We love a New Year. It signals something inside us that says "this year will be different." It makes us feel like we have control. It makes us feel big and powerful. But we all know resolutions usually fail.
Yes. They fail. They fail often. Really...it's because we don't have control. We aren't all that powerful. But a New Year can be a new beginning. It can be a new focus. It can be a new vision based on an honest reflection. Here are mine.
I run at the mouth and shoot arrows in the form of words. I speak without thinking and love isn’t always the topic. I murder in sentences and phrases meant to cause harm and not good. I slander. I gossip. I yell. I critique. I threaten. I condemn.

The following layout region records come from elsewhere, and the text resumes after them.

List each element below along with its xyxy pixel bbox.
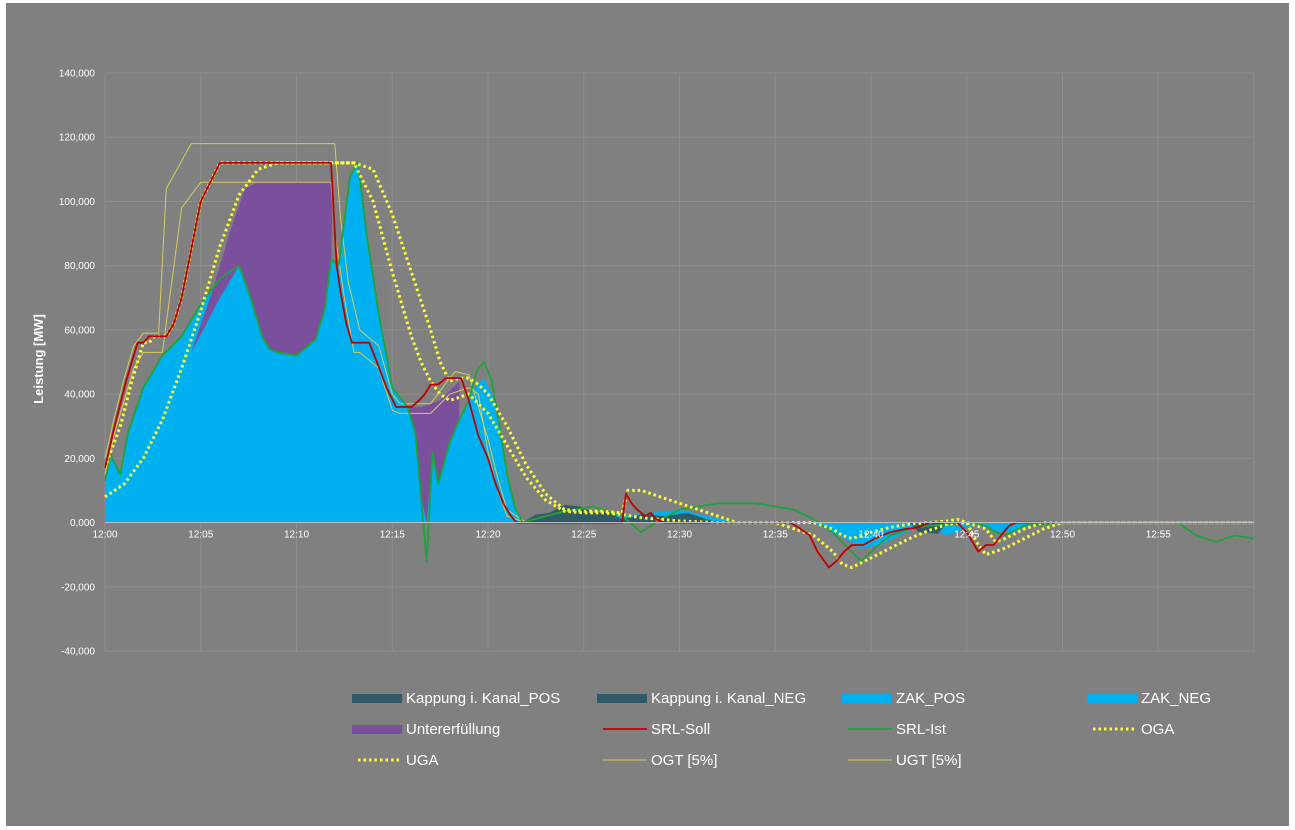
legend-item: OGA [1079,718,1244,740]
x-tick-label: 12:15 [380,530,405,541]
legend-swatch-bar [597,694,647,703]
legend-label: UGA [406,751,439,769]
line-srl-soll [104,161,1254,569]
legend-item: SRL-Soll [589,718,834,740]
y-tick-label: 80,000 [64,261,95,272]
y-tick-label: 20,000 [64,454,95,465]
legend-swatch-bar [352,725,402,734]
legend-swatch [589,721,647,737]
legend-label: ZAK_NEG [1141,689,1212,707]
y-tick-label: 120,000 [59,133,96,144]
y-tick-label: 0,000 [70,518,95,529]
line-series [103,143,1255,569]
y-axis-title: Leistung [MW] [31,314,46,404]
legend-label: OGA [1141,720,1175,738]
legend-label: OGT [5%] [651,751,718,769]
y-tick-label: 100,000 [59,197,96,208]
legend-label: UGT [5%] [896,751,962,769]
legend-label: Kappung i. Kanal_NEG [651,689,807,707]
area-series [105,162,1034,549]
x-tick-label: 12:20 [475,530,500,541]
legend-swatch [1079,721,1137,737]
line-oga [103,161,1254,544]
chart-frame: 140,000 120,000 100,000 80,000 60,000 40,000 2… [6,3,1289,826]
legend-label: SRL-Ist [896,720,947,738]
x-tick-label: 12:10 [284,530,309,541]
x-tick-label: 12:25 [571,530,596,541]
legend-label: Kappung i. Kanal_POS [406,689,561,707]
legend-swatch-bar [352,694,402,703]
legend-swatch [589,752,647,768]
legend-item: Kappung i. Kanal_POS [344,687,589,709]
legend-item: UGA [344,749,589,771]
chart-legend: Kappung i. Kanal_POS Kappung i. Kanal_NEG… [344,687,1244,771]
chart-plot: 140,000 120,000 100,000 80,000 60,000 40,000 2… [31,69,1255,658]
legend-swatch [344,690,402,706]
legend-swatch [1079,690,1137,706]
y-tick-label: -20,000 [61,582,95,593]
x-tick-label: 12:00 [92,530,117,541]
legend-swatch [589,690,647,706]
legend-swatch [344,721,402,737]
line-uga [104,161,1254,569]
legend-swatch [834,752,892,768]
legend-label: ZAK_POS [896,689,966,707]
x-tick-label: 12:55 [1146,530,1171,541]
legend-swatch-bar [842,694,892,703]
line-ogt-5 [104,143,527,524]
legend-item: SRL-Ist [834,718,1079,740]
area-untererf-llung [191,182,335,356]
x-tick-label: 12:35 [763,530,788,541]
legend-swatch [834,721,892,737]
legend-item: ZAK_POS [834,687,1079,709]
line-srl-ist [104,161,1255,562]
legend-item: UGT [5%] [834,749,1079,771]
area-zak-pos [105,162,737,523]
legend-label: Untererfüllung [406,720,501,738]
legend-item: ZAK_NEG [1079,687,1244,709]
x-tick-label: 12:30 [667,530,692,541]
legend-item: Kappung i. Kanal_NEG [589,687,834,709]
y-tick-label: 140,000 [59,69,96,80]
legend-swatch-bar [1087,694,1137,703]
x-tick-label: 12:50 [1050,530,1075,541]
legend-swatch [834,690,892,706]
legend-label: SRL-Soll [651,720,711,738]
axes: 140,000 120,000 100,000 80,000 60,000 40,000 2… [59,69,1254,658]
x-tick-label: 12:40 [858,530,883,541]
y-tick-label: -40,000 [61,647,95,658]
x-tick-label: 12:05 [188,530,213,541]
legend-item: Untererfüllung [344,718,589,740]
y-tick-label: 40,000 [64,390,95,401]
legend-item: OGT [5%] [589,749,834,771]
x-tick-label: 12:45 [954,530,979,541]
y-tick-label: 60,000 [64,325,95,336]
legend-swatch [344,752,402,768]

I am not proud of these things. Each damaging word shoots arrows back at me and echoes in my ears. However, I know I can’t resolve to not speak negatively. I am incapable of such resolution. My humanity demands that I fail at this endeavor. I won’t win.
But, I can be more conscious. I can be more aware. I can train myself in visuals and in reminders so that one day my words may be less hurt and more heal. For each day that passes that I speak truth in love and weigh the gravity of my language and tone, I get to drop a colorful pebble into the jar. For each day I don’t – for each day I shed blood with words – I will drop a black pebble in the jar.
Because these girls that are in my care are being filled and I am the primary source. I want to fill them well. With kindness, forgiveness, instruction, love, wisdom, scripture, truth, and laughter. With color.
The year ahead carries a whole heap of uncertainty. It’s bursting with unknown and the unknown brings me to the end of my wits. But one word resounds in my heart - a promise from God - that leaves me yearning for His presence as much as His answers. Hope.
I hope, not in what I have seen, but in what I know of my God. He is good and He does good. He does not leave me wandering or wondering, but leaves me resting in His wholeness and His fullness. But HOPE is a heavy word. In its very definition is the weight of unanswered questions, unforeseen outcomes, and hidden plans.
But HOPE breathes life, whispers promises, and brightens the journey. Hope is what I want more of. Not that it can be conjured but it can be surrendered. And I am surrendering to HOPE and to whatever that word carries with it in the coming year.